Esta situación, como muchas otras, explica la complejidad del trabajo que ACNUR hace en esta frontera. En la que miles de personas han salido huyendo por el recrudecimiento de la vida para la población civil en Colombia. Pero que también ha dejado desarraigadas a familias mixtas, fronterizas, que nunca pudieron volver a Colombia, pero que aquí permanecían ensombrecidas por la falta de documentos.
Cuando le pones nombres y apellidos a las historias, comprendes qué haces aquí. Y admiras la entereza de personas que han salido huyendo de su casa sin nada, a veces dejando a algunos de sus hijos, porque no tenían dinero suficiente para pagar el pasaje a todos. Conoces a jóvenes que cuando eran apenas niños vieron a sus hermanos reclutados por grupos irregulares,- los desaparecían-, y la llegada de su propio cumpleaños los llevó a salir en busca de un futuro, ni siquiera mejor, sólo futuro.

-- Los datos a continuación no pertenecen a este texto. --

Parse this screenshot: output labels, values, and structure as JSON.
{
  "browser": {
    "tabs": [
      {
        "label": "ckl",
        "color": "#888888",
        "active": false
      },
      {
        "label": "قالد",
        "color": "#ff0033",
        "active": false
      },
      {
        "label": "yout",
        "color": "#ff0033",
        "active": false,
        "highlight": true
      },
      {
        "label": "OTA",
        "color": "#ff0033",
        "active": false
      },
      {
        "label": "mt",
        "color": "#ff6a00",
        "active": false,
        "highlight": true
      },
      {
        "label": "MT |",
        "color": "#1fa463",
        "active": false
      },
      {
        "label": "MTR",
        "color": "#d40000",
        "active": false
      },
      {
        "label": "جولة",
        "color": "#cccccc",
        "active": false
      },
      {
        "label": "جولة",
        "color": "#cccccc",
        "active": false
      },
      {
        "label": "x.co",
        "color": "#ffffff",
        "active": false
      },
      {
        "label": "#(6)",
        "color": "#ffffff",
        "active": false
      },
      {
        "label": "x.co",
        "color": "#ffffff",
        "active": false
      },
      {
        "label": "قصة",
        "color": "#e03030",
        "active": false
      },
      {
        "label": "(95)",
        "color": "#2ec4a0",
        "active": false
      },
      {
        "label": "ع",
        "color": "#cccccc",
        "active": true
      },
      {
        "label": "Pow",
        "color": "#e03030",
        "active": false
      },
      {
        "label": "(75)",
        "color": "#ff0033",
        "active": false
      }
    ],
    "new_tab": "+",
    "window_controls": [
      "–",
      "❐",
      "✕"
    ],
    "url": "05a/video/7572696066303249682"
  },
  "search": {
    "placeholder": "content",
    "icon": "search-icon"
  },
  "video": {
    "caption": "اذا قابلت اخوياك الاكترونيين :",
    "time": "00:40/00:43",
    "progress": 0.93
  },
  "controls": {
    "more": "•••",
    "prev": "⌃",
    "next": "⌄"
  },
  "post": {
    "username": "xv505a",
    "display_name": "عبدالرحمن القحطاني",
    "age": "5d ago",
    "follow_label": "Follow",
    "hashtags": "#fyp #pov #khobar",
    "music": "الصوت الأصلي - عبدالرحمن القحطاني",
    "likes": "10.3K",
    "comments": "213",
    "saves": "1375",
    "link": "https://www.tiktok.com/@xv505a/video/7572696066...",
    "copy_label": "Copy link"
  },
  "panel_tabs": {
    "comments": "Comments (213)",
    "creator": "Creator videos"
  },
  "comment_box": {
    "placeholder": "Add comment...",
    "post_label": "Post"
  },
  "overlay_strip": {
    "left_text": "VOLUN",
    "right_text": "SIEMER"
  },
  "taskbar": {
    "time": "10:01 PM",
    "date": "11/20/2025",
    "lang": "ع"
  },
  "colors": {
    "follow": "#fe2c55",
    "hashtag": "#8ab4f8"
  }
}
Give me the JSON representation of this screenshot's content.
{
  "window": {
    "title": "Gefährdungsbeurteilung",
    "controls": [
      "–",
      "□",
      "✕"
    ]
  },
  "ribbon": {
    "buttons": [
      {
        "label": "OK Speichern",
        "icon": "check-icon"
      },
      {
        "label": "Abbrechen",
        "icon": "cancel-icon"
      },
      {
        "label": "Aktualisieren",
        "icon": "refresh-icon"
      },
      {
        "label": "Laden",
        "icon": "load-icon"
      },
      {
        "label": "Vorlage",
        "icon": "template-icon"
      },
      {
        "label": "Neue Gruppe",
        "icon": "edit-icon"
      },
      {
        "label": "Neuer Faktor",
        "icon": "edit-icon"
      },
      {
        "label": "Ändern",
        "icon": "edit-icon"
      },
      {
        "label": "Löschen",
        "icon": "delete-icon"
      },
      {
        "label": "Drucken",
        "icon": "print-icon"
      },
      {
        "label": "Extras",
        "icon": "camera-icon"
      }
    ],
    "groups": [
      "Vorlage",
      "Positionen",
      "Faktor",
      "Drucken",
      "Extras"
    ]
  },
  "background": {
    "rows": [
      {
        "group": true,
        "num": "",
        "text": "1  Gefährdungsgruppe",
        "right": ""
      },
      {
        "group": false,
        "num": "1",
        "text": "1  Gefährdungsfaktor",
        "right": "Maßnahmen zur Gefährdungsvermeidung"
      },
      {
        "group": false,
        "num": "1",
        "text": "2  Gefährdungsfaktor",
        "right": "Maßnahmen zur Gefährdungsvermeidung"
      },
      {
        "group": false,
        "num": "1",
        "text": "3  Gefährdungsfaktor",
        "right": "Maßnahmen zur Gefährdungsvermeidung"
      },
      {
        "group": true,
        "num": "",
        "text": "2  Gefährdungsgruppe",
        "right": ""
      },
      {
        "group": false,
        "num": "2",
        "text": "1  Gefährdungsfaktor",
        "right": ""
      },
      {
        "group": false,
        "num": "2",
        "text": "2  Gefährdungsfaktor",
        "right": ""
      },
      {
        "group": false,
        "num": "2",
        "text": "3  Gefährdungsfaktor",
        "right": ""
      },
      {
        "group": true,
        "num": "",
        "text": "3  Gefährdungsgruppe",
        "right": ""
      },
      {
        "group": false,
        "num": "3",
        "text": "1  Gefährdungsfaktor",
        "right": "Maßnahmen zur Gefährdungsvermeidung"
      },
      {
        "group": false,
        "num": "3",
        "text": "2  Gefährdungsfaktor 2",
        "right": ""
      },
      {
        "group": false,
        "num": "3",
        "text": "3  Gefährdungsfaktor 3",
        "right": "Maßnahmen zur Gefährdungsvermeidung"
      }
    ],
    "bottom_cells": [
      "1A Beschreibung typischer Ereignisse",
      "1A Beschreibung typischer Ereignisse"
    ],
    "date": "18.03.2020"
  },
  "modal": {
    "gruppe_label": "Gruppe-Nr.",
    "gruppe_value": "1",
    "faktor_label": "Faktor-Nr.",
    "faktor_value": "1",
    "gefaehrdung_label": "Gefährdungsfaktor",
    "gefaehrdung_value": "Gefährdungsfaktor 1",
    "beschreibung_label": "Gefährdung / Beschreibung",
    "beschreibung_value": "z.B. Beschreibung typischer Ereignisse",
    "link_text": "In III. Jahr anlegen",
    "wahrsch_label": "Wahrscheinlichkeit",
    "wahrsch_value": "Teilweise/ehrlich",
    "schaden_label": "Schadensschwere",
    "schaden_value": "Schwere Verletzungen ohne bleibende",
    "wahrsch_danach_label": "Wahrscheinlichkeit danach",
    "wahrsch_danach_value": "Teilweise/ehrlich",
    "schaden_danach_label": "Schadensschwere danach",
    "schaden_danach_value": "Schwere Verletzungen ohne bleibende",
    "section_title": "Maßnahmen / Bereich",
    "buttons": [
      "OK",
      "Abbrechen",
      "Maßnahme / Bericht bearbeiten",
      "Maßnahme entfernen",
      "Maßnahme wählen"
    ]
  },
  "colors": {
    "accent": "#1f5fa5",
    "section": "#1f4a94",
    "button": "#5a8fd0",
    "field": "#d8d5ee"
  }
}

Esa experiencia, el dolor que transmiten, pero también la esperanza, las risas incluso, te impulsan a pensar en la necesidad de provocar cambios reales. A veces pequeños, pero reales.
El desafío para todos y cada uno de ellos es enfrentarse a esas transformaciones impuestas, al viaje, a la salida. Porque después de ese viaje queda un arduo camino, la búsqueda de un nuevo espacio vital, en el que aprender a convivir, aprender a sobrevivir. Y cada uno desde su estrategia, porque las personas son diversas, igual que sus medios de supervivencia.
ACNUR, en esta oficina, en cada oficina, busca ofrecer los apoyos, los caminos, que puedan ayudar a este colectivo, pero que al tiempo permitan que en su individualidad, niños y adultos, mujeres, hombres, indígenas, campesinos, consigan dejar de ser invisibles, consigan una protección efectiva, consigan que de verdad puedan ejercer los derechos que dicen sus papeles.
Haber encontrado un espacio aquí, un trabajo apasionante y enriquecedor, es una enorme satisfacción. Por la superación personal que me ha permitido. Al tiempo, por la gente, compañeros, amigos, personas con las que trabajo, que cada día te enseñan a reconocer retos y oportunidades. Por esas botas de caucho, que parece que se hicieron para que yo las llevara puestas.